İktidar olsaydı aynı şeyler MHP’ye de yapılacaktı...
Türkiye'ye de askeri
darbeye giden günler, aylar ve yıllarda MHP kitlesi kullanılmıştır.
Daha doğrusu bu kitlenin vatan, millet, mukaddesat konularındaki yaklaşımları suiistimal edilmiştir.

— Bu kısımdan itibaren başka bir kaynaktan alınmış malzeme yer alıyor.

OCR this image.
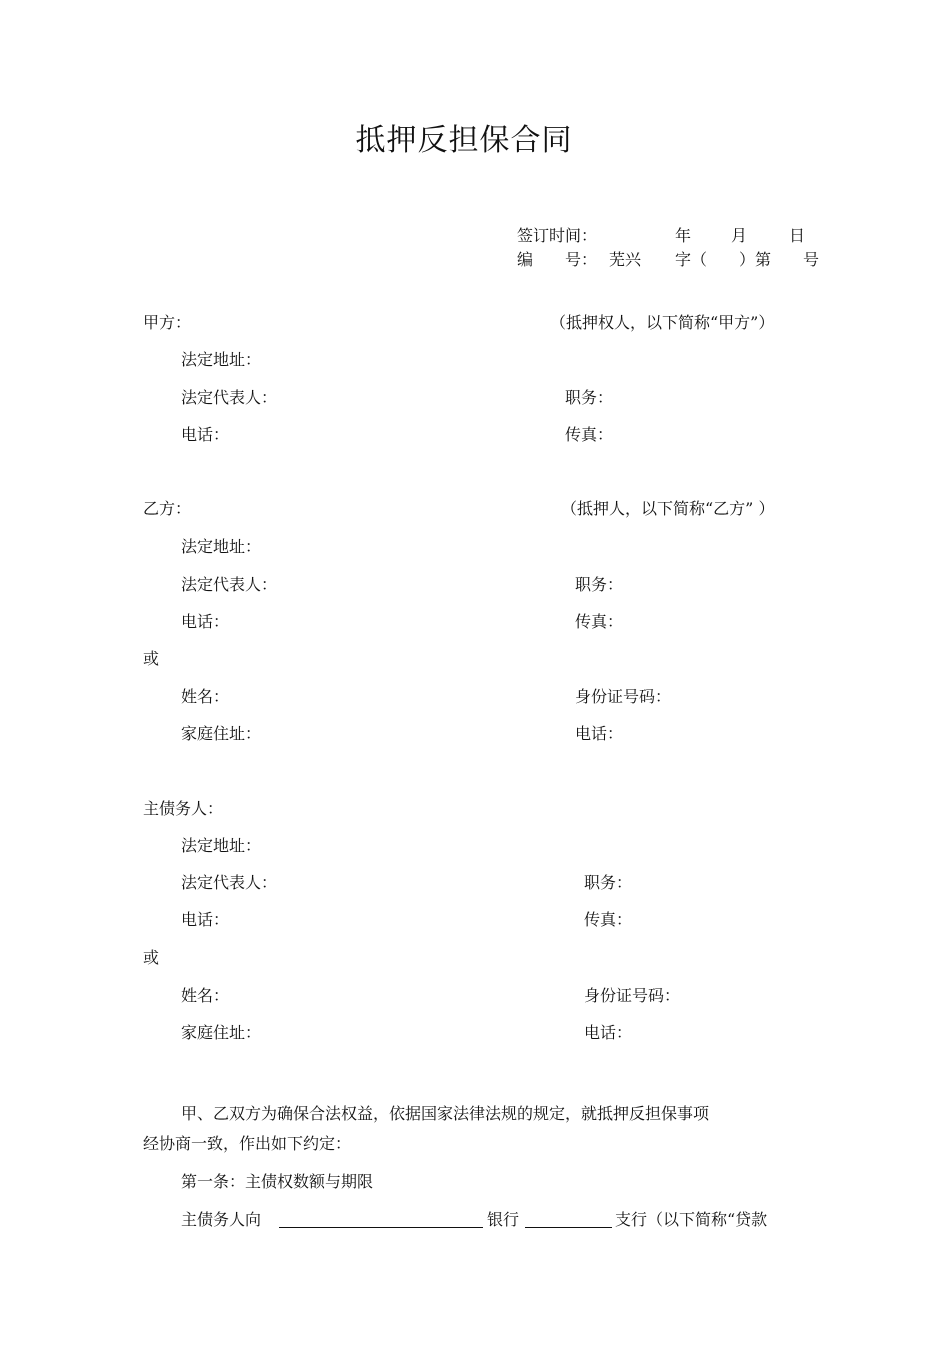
抵押反担保合同
签订时间：	年 月	日
编　　号： 芜兴 字（　　）第　　号
甲方：	（抵押权人，以下简称“甲方”）
法定地址：
法定代表人：	职务：
电话：	传真：
乙方：	（抵押人，以下简称“乙方” ）
法定地址：
法定代表人：	职务：
电话：	传真：
或
姓名：	身份证号码：
家庭住址：	电话：
主债务人：
法定地址：
法定代表人：	职务：
电话：	传真：
或
姓名：	身份证号码：
家庭住址：	电话：
甲、乙双方为确保合法权益，依据国家法律法规的规定，就抵押反担保事项
经协商一致，作出如下约定：
第一条：主债权数额与期限
主债务人向	银行	支行（以下简称“贷款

Fakat her darbeden sonra bu kitle de ne hikmetse hep safdışı edilenler kervanına katıldı.
1960 darbesinde
Alparslan Türkeş'in rolü büyük olmuştur, ama daha sonra Türkeş ve adamları bir şekilde
tasfiye edilerek
yurt dışına sürülmüştür. Cumhuriyetçi Köylü
Millet Partisi'nde görev alan Türkeş ve arkadaşları, 1965'ten 1972 muhtırasına kadar, oradan da 1980 darbesine kadar üstlerine düşen her şeyi yaptılar.
Her defasında
senaryo Kemalist elitin oldu. Fakat oyuncular Milliyetçiler, ülkücüler ve solcular oldu.
Onlar komünizme karşı mücadele ettiklerini sanıyorlardı.
Ne oldu?
Devlet solcularla birlikte onları da astı. Hem de bir sağdan bir soldan mantığıyla... O dönemde cezaevlerinde işkence gören ülkücülerden bir kısmı hâlâ MHP saflarında.

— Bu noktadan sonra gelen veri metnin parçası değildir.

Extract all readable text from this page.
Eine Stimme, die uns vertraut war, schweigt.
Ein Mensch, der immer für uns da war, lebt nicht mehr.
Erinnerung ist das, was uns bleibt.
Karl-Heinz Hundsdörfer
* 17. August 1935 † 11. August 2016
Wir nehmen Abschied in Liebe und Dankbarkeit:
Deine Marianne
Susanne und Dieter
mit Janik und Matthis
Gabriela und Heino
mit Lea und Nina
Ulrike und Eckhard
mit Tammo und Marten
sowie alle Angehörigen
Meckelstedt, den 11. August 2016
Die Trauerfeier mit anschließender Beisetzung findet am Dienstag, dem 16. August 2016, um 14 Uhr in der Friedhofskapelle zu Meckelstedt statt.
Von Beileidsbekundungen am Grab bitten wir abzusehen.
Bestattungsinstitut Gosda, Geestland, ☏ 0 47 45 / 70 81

28 Şubat'ta da ülkede irticaya karşı mücadele adı altında ülkücüler arasına sokulan nifak sokuldu.
Milliyetçilik ideolojisinin
inanç boyutu yok sayılarak Türkçü, Kızılelmacı ve içi boşaltılmış milliyetçilik karışımı bir
nane olan "Ulusalcılık" kavramı hortlatıldı. Perinçek ve MHP ulusalcılık ideolojisi ile bir araya getirilmeye çalışıldı.
Yakın tarihimiz
Ülkücülerin her defasında aldatıldığını gösteriyor.

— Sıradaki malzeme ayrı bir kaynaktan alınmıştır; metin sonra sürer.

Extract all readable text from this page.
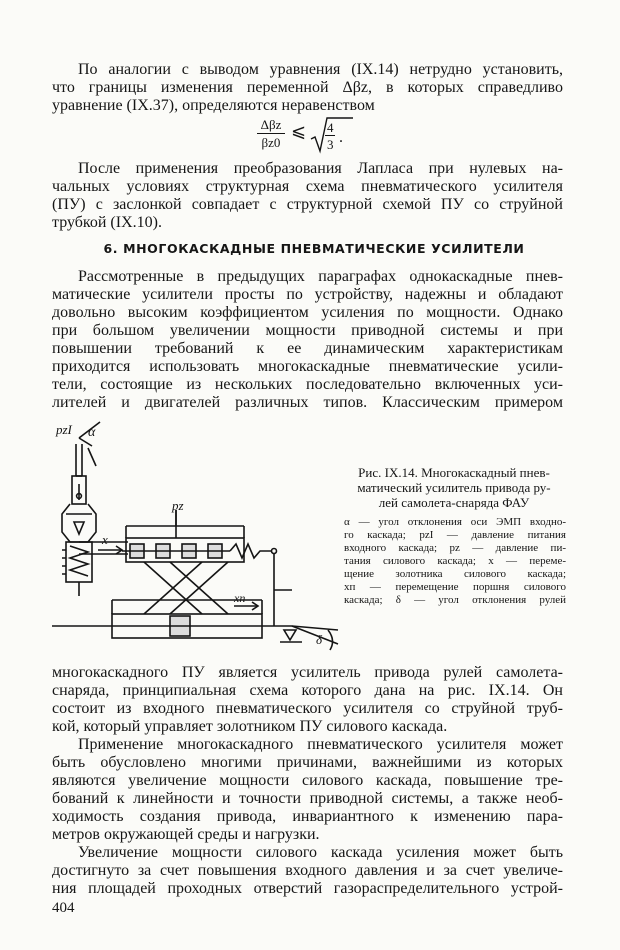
По аналогии с выводом уравнения (IX.14) нетрудно установить,
что границы изменения переменной Δβz, в которых справедливо
уравнение (IX.37), определяются неравенством
Δβz
βz0
⩽ 4
3 .
После применения преобразования Лапласа при нулевых на-
чальных условиях структурная схема пневматического усилителя
(ПУ) с заслонкой совпадает с структурной схемой ПУ со струйной
трубкой (IX.10).
6. МНОГОКАСКАДНЫЕ ПНЕВМАТИЧЕСКИЕ УСИЛИТЕЛИ
Рассмотренные в предыдущих параграфах однокаскадные пнев-
матические усилители просты по устройству, надежны и обладают
довольно высоким коэффициентом усиления по мощности. Однако
при большом увеличении мощности приводной системы и при
повышении требований к ее динамическим характеристикам
приходится использовать многокаскадные пневматические усили-
тели, состоящие из нескольких последовательно включенных уси-
лителей и двигателей различных типов. Классическим примером
pzI α
pz
x
xп
δ
Рис. IX.14. Многокаскадный пнев-
матический усилитель привода ру-
лей самолета-снаряда ФАУ
α — угол отклонения оси ЭМП входно-
го каскада; pzI — давление питания
входного каскада; pz — давление пи-
тания силового каскада; x — переме-
щение золотника силового каскада;
xп — перемещение поршня силового
каскада; δ — угол отклонения рулей
многокаскадного ПУ является усилитель привода рулей самолета-
снаряда, принципиальная схема которого дана на рис. IX.14. Он
состоит из входного пневматического усилителя со струйной труб-
кой, который управляет золотником ПУ силового каскада.
Применение многокаскадного пневматического усилителя может
быть обусловлено многими причинами, важнейшими из которых
являются увеличение мощности силового каскада, повышение тре-
бований к линейности и точности приводной системы, а также необ-
ходимость создания привода, инвариантного к изменению пара-
метров окружающей среды и нагрузки.
Увеличение мощности силового каскада усиления может быть
достигнуто за счет повышения входного давления и за счет увеличе-
ния площадей проходных отверстий газораспределительного устрой-
404
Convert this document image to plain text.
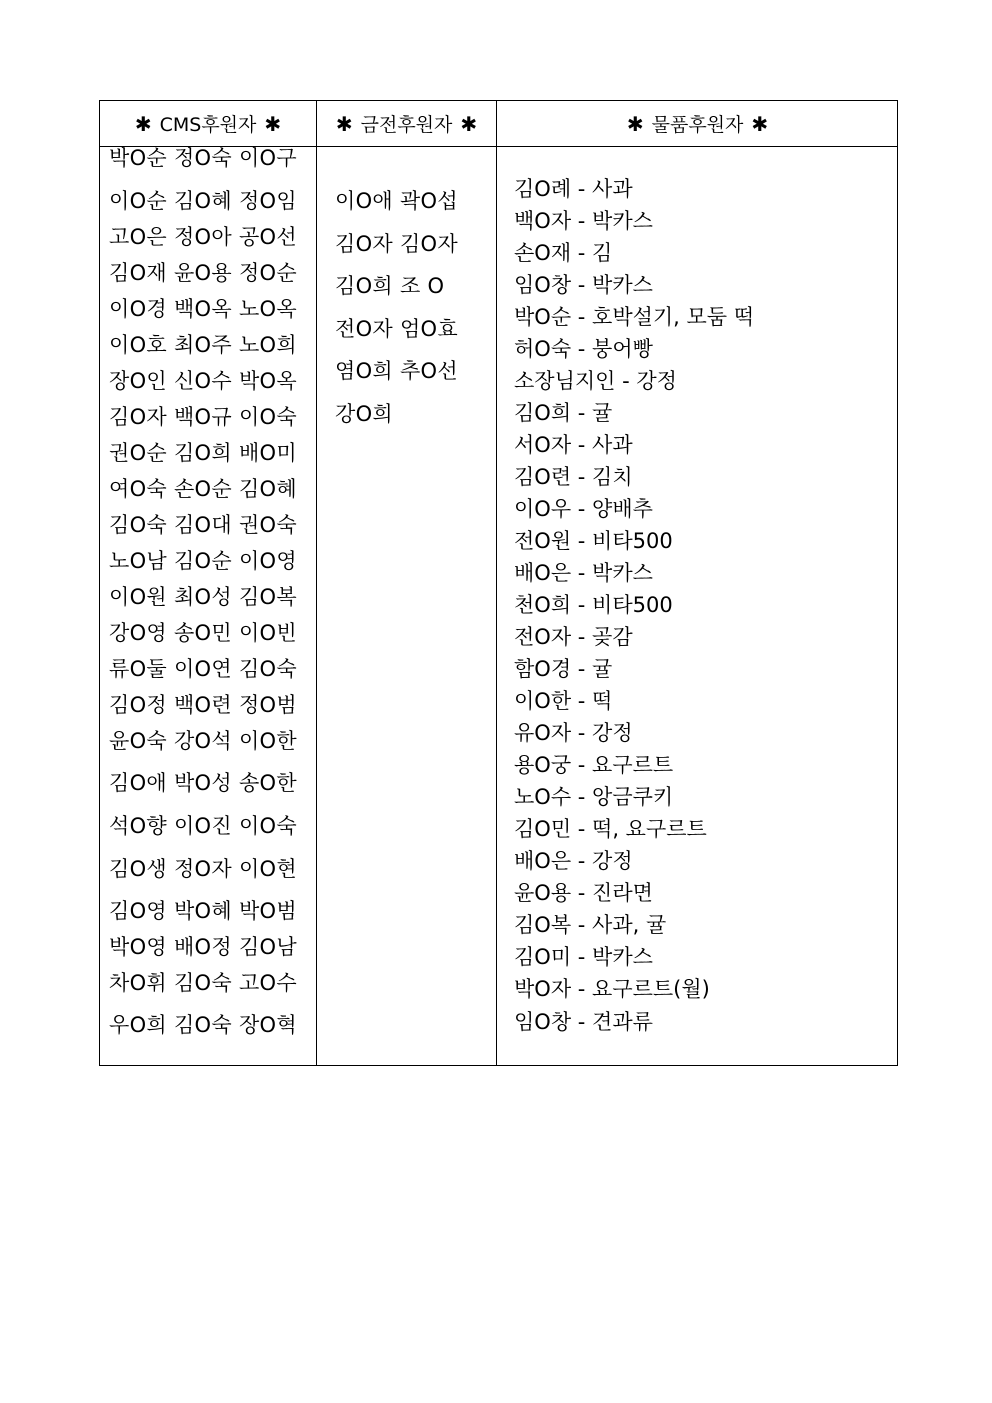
✱ CMS후원자 ✱	✱ 금전후원자 ✱	✱ 물품후원자 ✱
박O순 정O숙 이O구
이O순 김O혜 정O임
고O은 정O아 공O선
김O재 윤O용 정O순
이O경 백O옥 노O옥
이O호 최O주 노O희
장O인 신O수 박O옥
김O자 백O규 이O숙
권O순 김O희 배O미
여O숙 손O순 김O혜
김O숙 김O대 권O숙
노O남 김O순 이O영
이O원 최O성 김O복
강O영 송O민 이O빈
류O둘 이O연 김O숙
김O정 백O련 정O범
윤O숙 강O석 이O한
김O애 박O성 송O한
석O향 이O진 이O숙
김O생 정O자 이O현
김O영 박O혜 박O범
박O영 배O정 김O남
차O휘 김O숙 고O수
우O희 김O숙 장O혁
이O애 곽O섭
김O자 김O자
김O희 조 O
전O자 엄O효
염O희 추O선
강O희
김O례 - 사과
백O자 - 박카스
손O재 - 김
임O창 - 박카스
박O순 - 호박설기, 모둠 떡
허O숙 - 붕어빵
소장님지인 - 강정
김O희 - 귤
서O자 - 사과
김O련 - 김치
이O우 - 양배추
전O원 - 비타500
배O은 - 박카스
천O희 - 비타500
전O자 - 곶감
함O경 - 귤
이O한 - 떡
유O자 - 강정
용O궁 - 요구르트
노O수 - 앙금쿠키
김O민 - 떡, 요구르트
배O은 - 강정
윤O용 - 진라면
김O복 - 사과, 귤
김O미 - 박카스
박O자 - 요구르트(월)
임O창 - 견과류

Vatan, millet, devlet vs. denilerek sahaya çekilen ülkücüler iş devlet yönetimin gelince sürekli saf dışı edildiler. Tıpkı "Kalkınız ey ehli vatan dediler, ayağa kalktık, bir baktık ki, yerimize oturmuşlar biz ayakta kaldık" sözlerinde olduğu gibi.
Peki yaşadığımız şu son darbe sürecinde, 27
Nisan muhtırası, 367 kataküllisi vs. MHP ne yapmıştır, ne yapmaktadır?
Bu süreçte MHP'liler şehit cenazelerinde kabaran milliyetçilik duygularının istismarıyla ulusalcı mitinglere çekilmeye çalışıldılar.
CHP ve MHP seçimlerde
işbirliği yapacaktı güya.
Bu oyuna gelinmedi.
22 Temmuz sonrası ortaya çıkan tabloda MHP lideri
Devlet Bahçeli Jakoben kökten Kemalistlerin TBMM'yi kilitlemek, cumhurbaşkanını
AK Parti'ye seçtirmemek oyunlarını bozdu. Böylece milletten büyük bir takdir aldı. Hatta başörtüsü yasağının kaldırılmasına yol açacak anayasa değişikliğine de
destek verdi.
Ancak MHP'nin bu milletten yana tavırlarını AK Parti'ye açılan
kapatma davasından sonra MHP'de görememekteyiz.
Bu süreç MHP'nin duruşunu bozdu. AK Parti'yi savunmak ile milli iradeyi savunmak arasındaki ince çizgiyi algılayamadı.
MHP'nin bu tavrı hâlâ sürmekte.
Türkiye'de yaşanan mücadele dış destekli statüko ile demokratik değişim dinamiği arasında devlet
iktidarının paylaşımı noktasında yaşanan güç mücadelesidir. Laiklik ve rejim tartışmaları asla değildir.
Böyle kuruldu, böyle gelmiş böyle gidecek diyenlerle, böyle gelmiş ancak böyle gitmez diyenler arasındadır mücadele. E, Y, D muhtıraları vs hepsi statülerini güçlerini, iktidarlarını kaybedenler tarafından veriliyor. Kayıplar arttıkça mücadele kızışıyor. AK Parti bu süreçte hep dik durdu. MHP ise son dönemde 22 Temmuz sonrası gösterdiği basireti göstermiyor.
Elbette bir kırılma yaşanıyor. Bu kırılma noktasında MHP'den beklenen 60 yıldır bedelini fazlaca ödeyen kitlenin ve milletin isteklerini göz önüne almasıdır. AK Parti'den değil milletten yana tavır koymasıdır. Bugün AK Parti yerinde MHP olsaydı aynı şeyler MHP'ye yapılacaktı!